И вдруг, заглянув в какой-то справочник, я увидела, что  писатель молод, мы с ним сверстники… Набралась храбрости, узнала номер телефона и, превозмогая сильнейшее чувство неловкости, позвонила. «Я пишу одну работу, Виктор Викторович, в том числе и о вашем “радисте Камушкине”. И мне очень хотелось бы поговорить с вами в этой связи. Кое-что спросить…» Не задавая никаких вопросов, он сразу предложил прийти к нему. «Большое спасибо, — сказала я, — но боюсь, что у вас дома я рта не раскрою от робости… А может быть, вы ко мне…»

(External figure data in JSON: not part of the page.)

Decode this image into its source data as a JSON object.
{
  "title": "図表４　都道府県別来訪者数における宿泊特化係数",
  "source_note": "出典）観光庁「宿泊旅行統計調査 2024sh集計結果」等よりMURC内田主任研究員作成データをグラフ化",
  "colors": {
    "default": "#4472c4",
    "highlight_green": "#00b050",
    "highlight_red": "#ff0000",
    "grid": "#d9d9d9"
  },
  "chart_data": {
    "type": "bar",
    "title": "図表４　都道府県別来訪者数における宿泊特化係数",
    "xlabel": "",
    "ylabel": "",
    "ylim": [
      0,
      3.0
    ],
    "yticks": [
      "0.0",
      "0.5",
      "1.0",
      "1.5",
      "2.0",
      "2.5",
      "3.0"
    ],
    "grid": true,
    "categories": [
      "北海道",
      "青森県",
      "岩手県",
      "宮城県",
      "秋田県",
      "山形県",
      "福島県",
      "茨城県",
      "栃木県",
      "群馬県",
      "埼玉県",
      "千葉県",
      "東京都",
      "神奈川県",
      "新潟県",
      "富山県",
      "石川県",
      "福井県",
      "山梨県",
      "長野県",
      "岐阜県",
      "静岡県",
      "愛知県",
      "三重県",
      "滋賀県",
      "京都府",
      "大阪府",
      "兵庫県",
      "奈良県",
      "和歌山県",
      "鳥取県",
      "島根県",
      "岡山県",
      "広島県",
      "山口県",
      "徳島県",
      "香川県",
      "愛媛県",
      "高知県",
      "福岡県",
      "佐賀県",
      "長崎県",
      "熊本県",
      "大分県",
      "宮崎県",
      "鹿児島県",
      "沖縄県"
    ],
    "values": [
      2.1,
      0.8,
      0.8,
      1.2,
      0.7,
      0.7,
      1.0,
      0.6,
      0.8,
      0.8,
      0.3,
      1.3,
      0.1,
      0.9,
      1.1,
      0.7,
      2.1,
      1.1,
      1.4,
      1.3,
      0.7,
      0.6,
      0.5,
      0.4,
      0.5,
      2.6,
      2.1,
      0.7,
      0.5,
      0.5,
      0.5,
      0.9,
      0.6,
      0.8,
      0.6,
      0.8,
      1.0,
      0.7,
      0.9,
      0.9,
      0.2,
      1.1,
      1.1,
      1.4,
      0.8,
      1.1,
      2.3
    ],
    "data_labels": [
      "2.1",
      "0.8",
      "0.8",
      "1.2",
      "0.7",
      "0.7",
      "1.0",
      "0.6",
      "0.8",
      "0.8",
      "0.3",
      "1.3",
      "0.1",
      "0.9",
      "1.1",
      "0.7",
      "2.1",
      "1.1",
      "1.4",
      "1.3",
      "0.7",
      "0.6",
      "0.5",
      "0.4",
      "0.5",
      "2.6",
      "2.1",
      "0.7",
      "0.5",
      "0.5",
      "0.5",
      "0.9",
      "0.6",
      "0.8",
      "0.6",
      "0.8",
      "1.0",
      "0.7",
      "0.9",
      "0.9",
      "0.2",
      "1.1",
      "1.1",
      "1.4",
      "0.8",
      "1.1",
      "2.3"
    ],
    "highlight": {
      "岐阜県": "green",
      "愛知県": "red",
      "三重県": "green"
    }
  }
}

И он пришел в нашу комнату в коммунальной квартире на 12-й линии. Детская кроватка стояла в тот вечер пустая, маленькую дочку я отнесла к няньке, которая жила за стенкой, в соседней комнате. Приготовила простейшую закуску, на столе были вино и водка. Едва бросив взгляд на приготовленное угощенье, Виктор решительно сказал, что ничего не пьет, чем нас огорчил, а главное — затруднил общение. Разговорились мы не сразу, и вообще, наверное, нельзя сказать, чтобы мы тогда разговорились. Мой друг, тоже филолог и тоже поклонник Конецкого, вел себя хозяином, но сам не отличался ни светскостью, ни раскованностью, так что мне одной пришлось выкручиваться. Какие-то вопросы я задала, какие-то ответы получила и даже вырулила все же на тему стилистики. Большого разговора явно не получилось. Знакомство состоялось, мы поглядели друг на друга, и потом, уже по телефону, я что-то еще доспрашивала. Но встреча сработала «на потом» — помогла постепенному рождению дружбы.

Надо сказать, что особость статьи, над которой я тогда работала, состояла еще в том, что она решала, оставаться ли мне сотрудницей музейного отдела Пушкинского Дома или перейти в сектор советской литературы. Сектор возглавлял в те годы В. А. Ковалев, твердокаменный «человек режима». Уже «Иван Денисович» был напечатан, но не похоже было, чтобы дух внутри Пушкинского Дома менялся. Мою статью поставили на обсуждение сотрудников сектора. И тут быстро выявилось, что я переоценила «оттепельные» изменения в стране. Мне было сказано о неверной и даже порочной ориентации прежде всего как раз в выборе авторов; только один человек (Анатолий Бритиков) решился горячо похвалить работу, хотя прекрасно знал, что начальство ему при случае это непременно припомнит.

Но на дворе все же стояло еще время надежд, и я, потерпев сокрушительное поражение в институте, послала работу в «Новый мир». И вот заместитель главного редактора А. Г. Дементьев (руководитель моего диплома в университете) с ходу с восторгом ее принял, о чем тут же мне сообщил по телефону. Однако через недолгое время мне по почте пришло письмо со штампом «Нового мира». Публикации статьи воспротивился осторожный В.Я. Лакшин. В очень любезном письме он попросил меня «несколько переработать» текст, заменив два имени — Солженицына и Конецкого — любыми другими. Я ответила не менее любезным письмом о незаменимости. И статья ко мне благополучно вернулась.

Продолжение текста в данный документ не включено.